Hal ini merupakan tindaklanjut dari arahan Presiden Joko Widodo saat Hari Olahraga Nasional tanggal 9
September 2020 lalu, yang menginginkan pemanfaatan ilmu pengetahuan dan teknologi terbaru untuk
pengembangan olahraga nasional. Bukan hanya untuk pengembangan pusat latihan, tapi juga
pengembangan manajemen dan juga meminta untuk mereview total tentang ekosistem pola pembinaan
olahraga nasional khususnya olahraga prestasi

“Sport science tentu ini menjadi pemandu utama pengembangan prestasi kita. Beliau juga
menyampaikan dalam arahan itu supaya kita menggunakan big data, kita tahu bahwa big data dan data
analytics itu belum kita manfaatkan dengan baik. Banyak calon-calon atlet atau talenta-talenta yang
berkualitas yang tersebar seluruh penjuru negeri ini. Tetapi kita tidak bisa memantau karena kita tidak
punya data yang lengkap,” jelas Amali.

Sebagai bentuk implementasi penggunaan big data, Kementerian Pemuda dan Olahraga kemudian
bekerjsama dengan PT Telkom Indonesia untuk memantau para atlet di tanah air hingga ke pelosok-
pelosok negeri.

“Jadi intinya adalah ilmu pengetahuan dan teknologi itu harus kita gunakan untuk mendorong prestasi
olahraga kita dan juga kita harus mempunyai basis data yang jelas. Jadi bukan hanya mengira-ngira,
menduga-duga,” sambungnya.

Basis data yang ada, kata Amali, harus digunakan sebagai alat untuk mendeteksi talenta dan atlet-atlet
berkualitas yang tidak terpantau oleh para pemandu bakat.

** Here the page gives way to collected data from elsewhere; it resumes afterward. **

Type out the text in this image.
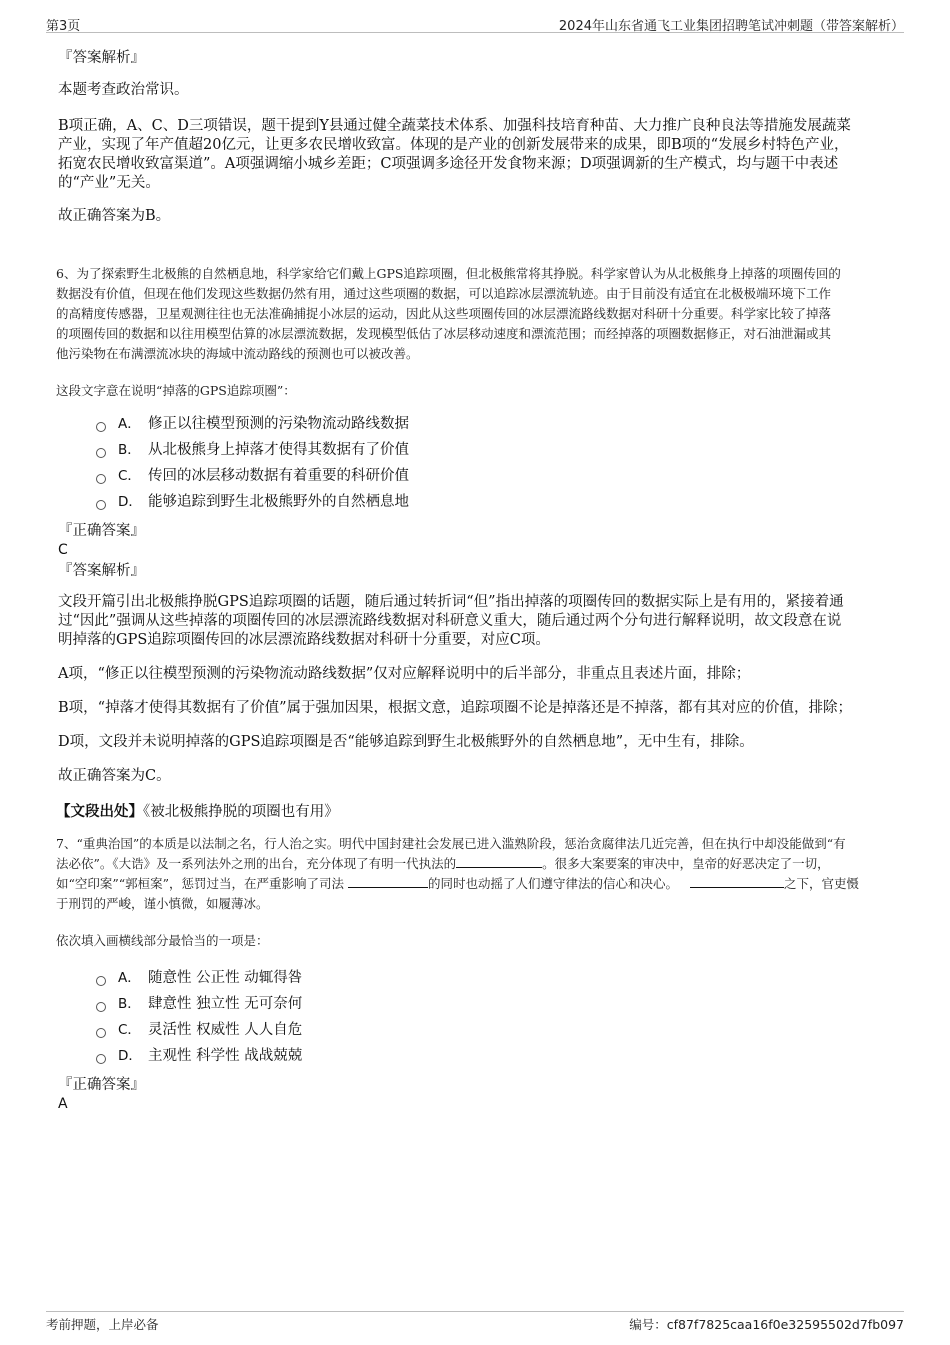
第3页	2024年山东省通飞工业集团招聘笔试冲刺题（带答案解析）
『答案解析』
本题考查政治常识。
B项正确，A、C、D三项错误，题干提到Y县通过健全蔬菜技术体系、加强科技培育种苗、大力推广良种良法等措施发展蔬菜
产业，实现了年产值超20亿元，让更多农民增收致富。体现的是产业的创新发展带来的成果，即B项的“发展乡村特色产业，
拓宽农民增收致富渠道”。A项强调缩小城乡差距；C项强调多途径开发食物来源；D项强调新的生产模式，均与题干中表述
的“产业”无关。
故正确答案为B。
6、为了探索野生北极熊的自然栖息地，科学家给它们戴上GPS追踪项圈，但北极熊常将其挣脱。科学家曾认为从北极熊身上掉落的项圈传回的
数据没有价值，但现在他们发现这些数据仍然有用，通过这些项圈的数据，可以追踪冰层漂流轨迹。由于目前没有适宜在北极极端环境下工作
的高精度传感器，卫星观测往往也无法准确捕捉小冰层的运动，因此从这些项圈传回的冰层漂流路线数据对科研十分重要。科学家比较了掉落
的项圈传回的数据和以往用模型估算的冰层漂流数据，发现模型低估了冰层移动速度和漂流范围；而经掉落的项圈数据修正，对石油泄漏或其
他污染物在布满漂流冰块的海域中流动路线的预测也可以被改善。
这段文字意在说明“掉落的GPS追踪项圈”：
A． 修正以往模型预测的污染物流动路线数据
B． 从北极熊身上掉落才使得其数据有了价值
C． 传回的冰层移动数据有着重要的科研价值
D． 能够追踪到野生北极熊野外的自然栖息地
『正确答案』
C
『答案解析』
文段开篇引出北极熊挣脱GPS追踪项圈的话题，随后通过转折词“但”指出掉落的项圈传回的数据实际上是有用的，紧接着通
过“因此”强调从这些掉落的项圈传回的冰层漂流路线数据对科研意义重大，随后通过两个分句进行解释说明，故文段意在说
明掉落的GPS追踪项圈传回的冰层漂流路线数据对科研十分重要，对应C项。
A项，“修正以往模型预测的污染物流动路线数据”仅对应解释说明中的后半部分，非重点且表述片面，排除；
B项，“掉落才使得其数据有了价值”属于强加因果，根据文意，追踪项圈不论是掉落还是不掉落，都有其对应的价值，排除；
D项，文段并未说明掉落的GPS追踪项圈是否“能够追踪到野生北极熊野外的自然栖息地”，无中生有，排除。
故正确答案为C。
【文段出处】《被北极熊挣脱的项圈也有用》
7、“重典治国”的本质是以法制之名，行人治之实。明代中国封建社会发展已进入滥熟阶段，惩治贪腐律法几近完善，但在执行中却没能做到“有
法必依”。《大诰》及一系列法外之刑的出台，充分体现了有明一代执法的	。很多大案要案的审决中，皇帝的好恶决定了一切，
如“空印案”“郭桓案”，惩罚过当，在严重影响了司法	的同时也动摇了人们遵守律法的信心和决心。	之下，官吏慑
于刑罚的严峻，谨小慎微，如履薄冰。
依次填入画横线部分最恰当的一项是：
A． 随意性 公正性 动辄得咎
B． 肆意性 独立性 无可奈何
C． 灵活性 权威性 人人自危
D． 主观性 科学性 战战兢兢
『正确答案』
A
考前押题，上岸必备	编号：cf87f7825caa16f0e32595502d7fb097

"Mungkin saja karena mereka (atlet) tinggal jauh dari perkotaan sehingga tidak bisa terpantau oleh para
pemandu bakat kita,” tambahnya.

Lebih jauh Amali menyebut, secara regulasi, sudah ada undang-undang nomor 3 tahun 2005 tentang
sistem keolahragaan nasional. Dalam UU ini sudah tertera berbagai panduan untuk para pelaku dan para
stakeholder.

“Tetapi memang implementasinya di lapangan harus jujur kita akui bahwa ini belum berjalan. Misalnya
sport science ini kita tahu bahwa sport science ini sejak tahun 80-an sudah kita dengar tetapi kita harus
jujur katakan bahwa implementasi sampai dengan saat ini masih sangat terbatas,” paparnya.
Menurut Amali, dalam pasal dan ayat UU SKN ini sudah dijelaskan secara detail tentang sport science
dan peran-peran pemerintah dan pemerintah daerah dalam pembinaan atlet dan pengembangan
olahraga.

Misalnya, dalam pasal 75 ayat 1 UU SKN yang mengatur tentang tugas pemerintah pusat dan
pemerintah atau masyarakat untuk melakukan pengembangan teknologi secara berkelanjutan untuk
memajukan olahraga nasional.

“Sangat jelas sebenarnya panduannya tetapi faktanya apakah ini diimplementasikan? Saya berani
katakan dalam forum ini kita belum serius, belum sungguh-sungguh mengimplementasikan ayat 1 pasal
75 padahal di sini jelas,” ungkapnya.

Kemudian pada ayat 2 pasal 75 diatur juga bahwa pemerintah pusat, pemerintah daerah atau
masyarakat dapat membentuk lembaga penelitian dan pengembangan ilmu pengetahuan dan teknologi
keolahragaan.

Sementara di ayat 3 pasal 75 ini, disebutkan bahwa hasil pengembangan ilmu pengetahuan dan
teknologi sebagaimana dimaksud ayat 1 disosialisasikan dan diterapkan untuk kemajuan olahraga.

“Ini kita bisa lihat bahwa sudah cukup panduan sesuai dengan undang-undang itu,” jelasnya.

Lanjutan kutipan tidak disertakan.